Auparavant, mes premiers souvenirs d'enfance au village sont ceux de matinées encadrées par les militaires qui nous réveillaient avec des rafales de mitraillette tirées en l'air, avant de venir nous chasser de nos maisons. Ils nous obligeaient à sortir pour nous regrouper vers la mosquée ou le cimetière de mon village (dans ce qui est devenu la wilaya de Bordj-Bou-Arréridj). C'est donc à l'âge de six ans que j'ai émigré avec mes parents et une partie de ma famille, d'abord après «Rahla» pour une sorte de transition dans un autre village sans perspectives claires, puis en quittant l'Algérie.
Parlez-nous de votre expérience migratoire...
Mon expérience migratoire naît avec notre arrivée à Saint-Etienne en 1959. Le contexte n'a cessé de changer bien sûr mais avec, pour moi et ma famille, une relation constante à l'Algérie. Il y eut une première période dans les années 1960 lourdement marquée par l'après-guerre, les tensions, un racisme décomplexé, avant une autre phase dès les années 1970, où l'immigration a pris une place plus centrale dans le débat public, et enfin celles des décennies suivantes où les formes d'engagement associatifs et politiques sont plus affirmées de la part des migrants et de leurs enfants.
La différence culturelle qui caractérise les situations migratoires était présente déjà entre enfants, puis entre adultes par la suite. Elle n'était pas toujours discutée en tant que telle. Les fêtes, les nourritures, les mariages, les enterrements, les rapports aux parents, entre filles et garçons et bien d'autres éléments semblaient relever de mondes différents. Du moins c'est ce qui s'entendait dans les cours d'école ou, plus tard, dans l'enceinte des entreprises où j'ai travaillé. Mais ces différences ne se limitaient pas à la vie en France. Il y en avait d'autres que vivaient les primo-migrants et sans doute encore plus leurs enfants lors des rares retours, lors de vacances qui se sont multipliées mais qui ont aussi changé de fonction. Les joies des retrouvailles ou des découvertes se combinaient pour certaines et pour certains par la crainte de devoir se marier, de ne plus pouvoir repartir en France.

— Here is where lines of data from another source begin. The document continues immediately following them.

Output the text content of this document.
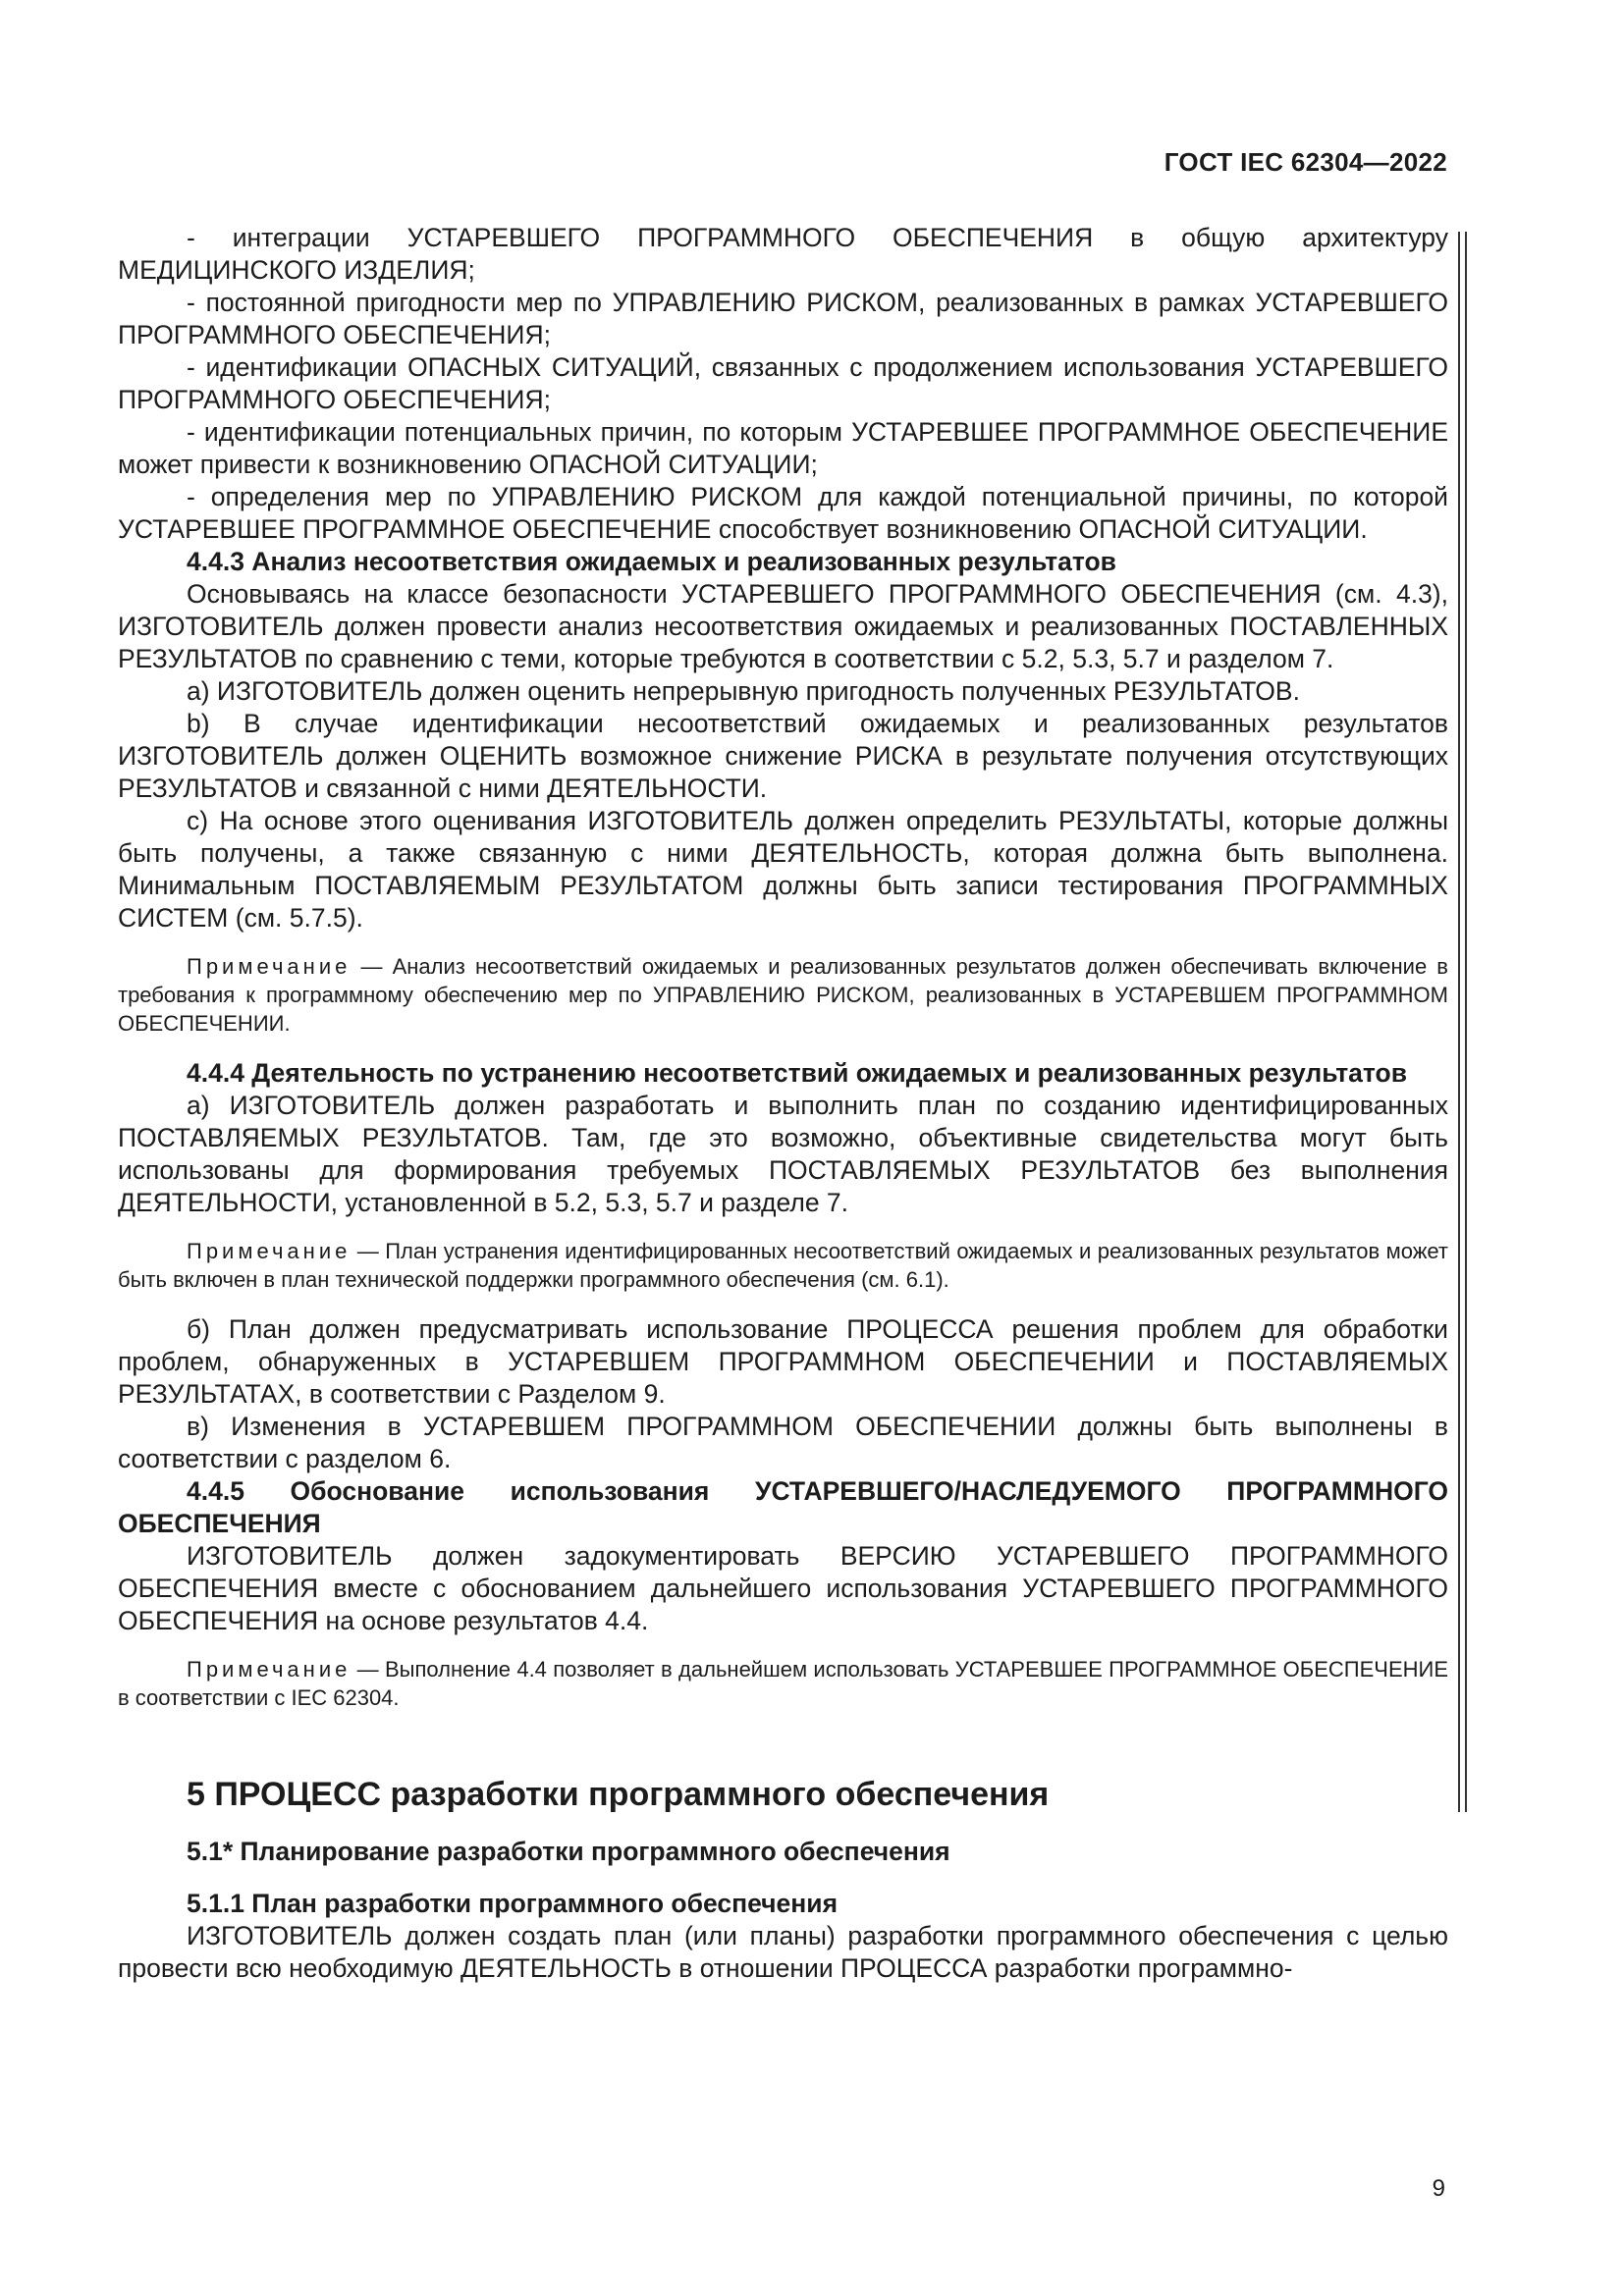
ГОСТ IEC 62304—2022

- интеграции УСТАРЕВШЕГО ПРОГРАММНОГО ОБЕСПЕЧЕНИЯ в общую архитектуру МЕДИЦИНСКОГО ИЗДЕЛИЯ;

- постоянной пригодности мер по УПРАВЛЕНИЮ РИСКОМ, реализованных в рамках УСТАРЕВШЕГО ПРОГРАММНОГО ОБЕСПЕЧЕНИЯ;

- идентификации ОПАСНЫХ СИТУАЦИЙ, связанных с продолжением использования УСТАРЕВШЕГО ПРОГРАММНОГО ОБЕСПЕЧЕНИЯ;

- идентификации потенциальных причин, по которым УСТАРЕВШЕЕ ПРОГРАММНОЕ ОБЕСПЕЧЕНИЕ может привести к возникновению ОПАСНОЙ СИТУАЦИИ;

- определения мер по УПРАВЛЕНИЮ РИСКОМ для каждой потенциальной причины, по которой УСТАРЕВШЕЕ ПРОГРАММНОЕ ОБЕСПЕЧЕНИЕ способствует возникновению ОПАСНОЙ СИТУАЦИИ.

4.4.3 Анализ несоответствия ожидаемых и реализованных результатов

Основываясь на классе безопасности УСТАРЕВШЕГО ПРОГРАММНОГО ОБЕСПЕЧЕНИЯ (см. 4.3), ИЗГОТОВИТЕЛЬ должен провести анализ несоответствия ожидаемых и реализованных ПОСТАВЛЕННЫХ РЕЗУЛЬТАТОВ по сравнению с теми, которые требуются в соответствии с 5.2, 5.3, 5.7 и разделом 7.

а) ИЗГОТОВИТЕЛЬ должен оценить непрерывную пригодность полученных РЕЗУЛЬТАТОВ.

b) В случае идентификации несоответствий ожидаемых и реализованных результатов ИЗГОТОВИТЕЛЬ должен ОЦЕНИТЬ возможное снижение РИСКА в результате получения отсутствующих РЕЗУЛЬТАТОВ и связанной с ними ДЕЯТЕЛЬНОСТИ.

c) На основе этого оценивания ИЗГОТОВИТЕЛЬ должен определить РЕЗУЛЬТАТЫ, которые должны быть получены, а также связанную с ними ДЕЯТЕЛЬНОСТЬ, которая должна быть выполнена. Минимальным ПОСТАВЛЯЕМЫМ РЕЗУЛЬТАТОМ должны быть записи тестирования ПРОГРАММНЫХ СИСТЕМ (см. 5.7.5).

Примечание — Анализ несоответствий ожидаемых и реализованных результатов должен обеспечивать включение в требования к программному обеспечению мер по УПРАВЛЕНИЮ РИСКОМ, реализованных в УСТАРЕВШЕМ ПРОГРАММНОМ ОБЕСПЕЧЕНИИ.

4.4.4 Деятельность по устранению несоответствий ожидаемых и реализованных результатов

а) ИЗГОТОВИТЕЛЬ должен разработать и выполнить план по созданию идентифицированных ПОСТАВЛЯЕМЫХ РЕЗУЛЬТАТОВ. Там, где это возможно, объективные свидетельства могут быть использованы для формирования требуемых ПОСТАВЛЯЕМЫХ РЕЗУЛЬТАТОВ без выполнения ДЕЯТЕЛЬНОСТИ, установленной в 5.2, 5.3, 5.7 и разделе 7.

Примечание — План устранения идентифицированных несоответствий ожидаемых и реализованных результатов может быть включен в план технической поддержки программного обеспечения (см. 6.1).

б) План должен предусматривать использование ПРОЦЕССА решения проблем для обработки проблем, обнаруженных в УСТАРЕВШЕМ ПРОГРАММНОМ ОБЕСПЕЧЕНИИ и ПОСТАВЛЯЕМЫХ РЕЗУЛЬТАТАХ, в соответствии с Разделом 9.

в) Изменения в УСТАРЕВШЕМ ПРОГРАММНОМ ОБЕСПЕЧЕНИИ должны быть выполнены в соответствии с разделом 6.

4.4.5 Обоснование использования УСТАРЕВШЕГО/НАСЛЕДУЕМОГО ПРОГРАММНОГО ОБЕСПЕЧЕНИЯ

ИЗГОТОВИТЕЛЬ должен задокументировать ВЕРСИЮ УСТАРЕВШЕГО ПРОГРАММНОГО ОБЕСПЕЧЕНИЯ вместе с обоснованием дальнейшего использования УСТАРЕВШЕГО ПРОГРАММНОГО ОБЕСПЕЧЕНИЯ на основе результатов 4.4.

Примечание — Выполнение 4.4 позволяет в дальнейшем использовать УСТАРЕВШЕЕ ПРОГРАММНОЕ ОБЕСПЕЧЕНИЕ в соответствии с IEC 62304.

5 ПРОЦЕСС разработки программного обеспечения

5.1* Планирование разработки программного обеспечения

5.1.1 План разработки программного обеспечения

ИЗГОТОВИТЕЛЬ должен создать план (или планы) разработки программного обеспечения с целью провести всю необходимую ДЕЯТЕЛЬНОСТЬ в отношении ПРОЦЕССА разработки программно-

9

Comment avez-vous ressenti le phénomène migratoire?
Au fil de ces années, j'ai vécu, ressenti, le phénomène migratoire sans toujours avoir les mots pour le signifier, pour questionner ou expliciter les différences ou plus largement les processus engendrés par de telles conjonctures. Par la suite dans mon travail d'universitaire, certaines de mes expériences m'ont beaucoup aidé, par exemple pour esquisser une cartographie des mariages qui semblent, pour les étrangers au monde des migrants, parfois uniformes. Je connaissais les angoisses, les craintes d'un mariage ou d'un retour au pays. C'est sans doute ce qui m'a amené à parler d'interculturalité domestique pour conceptualiser les conflits ou les incompréhensions culturelles entre parents et enfants. La crainte de rompre avec les parents, comme celle de trahir l'héritage symbolique pour reprendre des termes employés par certains enfants d'immigrés, expliquent aussi partiellement que j'ai été amené à parler dans divers articles de liens articulés pour les opposer aux liens clivés. L'articulé disant le lien aux deux pays, le clivé signifiant une opposition supposée insurmontable. Être algérien n'interdit pas d'être français et inversement. Vous imaginez le trouble et le malaise que de telles redéfinitions de fait et de jure (au moins par «les papiers») ont généré dans des familles dont le père avait milité au FLN en prolongeant parfois par son engagement en militant à l'Amicale lorsqu'il découvrait ou constatait que ses enfants étaient français autant qu'algériens?Mais je crois profondément que l'expérience la plus marquante de mon appartenance algérienne pour comprendre, saisir et interpréter le phénomène migratoire résulte de la période très éprouvante que fut mon service militaire en Algérie entre 1975 et 1977. Ce n'est pas que la diversité entre jeunes appelés venus du Sud ou de Kabylie, de petits villages de l'Oranie ou de l'Algérois qui m'est apparue.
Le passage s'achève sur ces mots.